Page's government service during this period began when he was an advisor to the London Naval Conference in 1930. In August, 1942, he became Chairman of the Joint Army-Navy Committee on Welfare and Recreation, a position he held until the end of World War II, and reassumed when the committee was reconstituted in 1946. Page served as the Chairman of the Executive Committee, United Seamen's Service, Inc., 1942-1943, and went on special missions for the War Department to London in 1944 and to Paris in 1945. Also in 1945, he worked as a special public relations consultant to the Secretary of War, helping to break the news of the dropping of the first atomic bomb. For this and other wartime services, the War Department awarded him the Medal for Merit.

Less than a year after he retired from AT&T, in 1947, Page began a new career as business consultant. He continued in public service.
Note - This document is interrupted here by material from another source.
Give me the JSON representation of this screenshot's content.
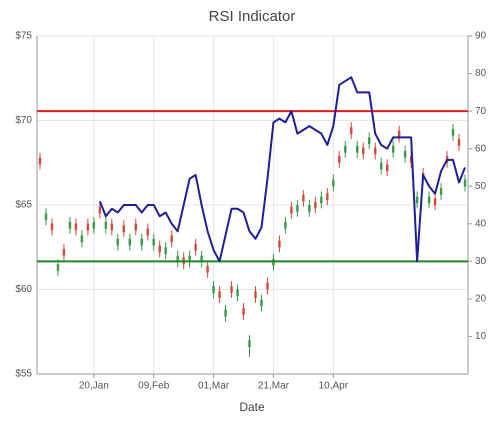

In 1955, the Cabinet report to President Eisenhower on national transportation needs was based largely upon work done by an advisory committee headed by Page. Then, in 1956, the New York-New Jersey Metropolitan Rapid Transit Survey engaged him as its project director. A year later, Page's commission recommended a program calling for a $400 million rapid transit loop which would link the New York subways with New Jersey's commuter railroad network. The plan failed to win approval of the legislatures of the two states.

Page married Mollie Hall on June 1, 1912, and they had four children: Mollie (Mrs. Anderson Hewitt), Walter Hines II, John Hall, and Arthur W. Page, Jr.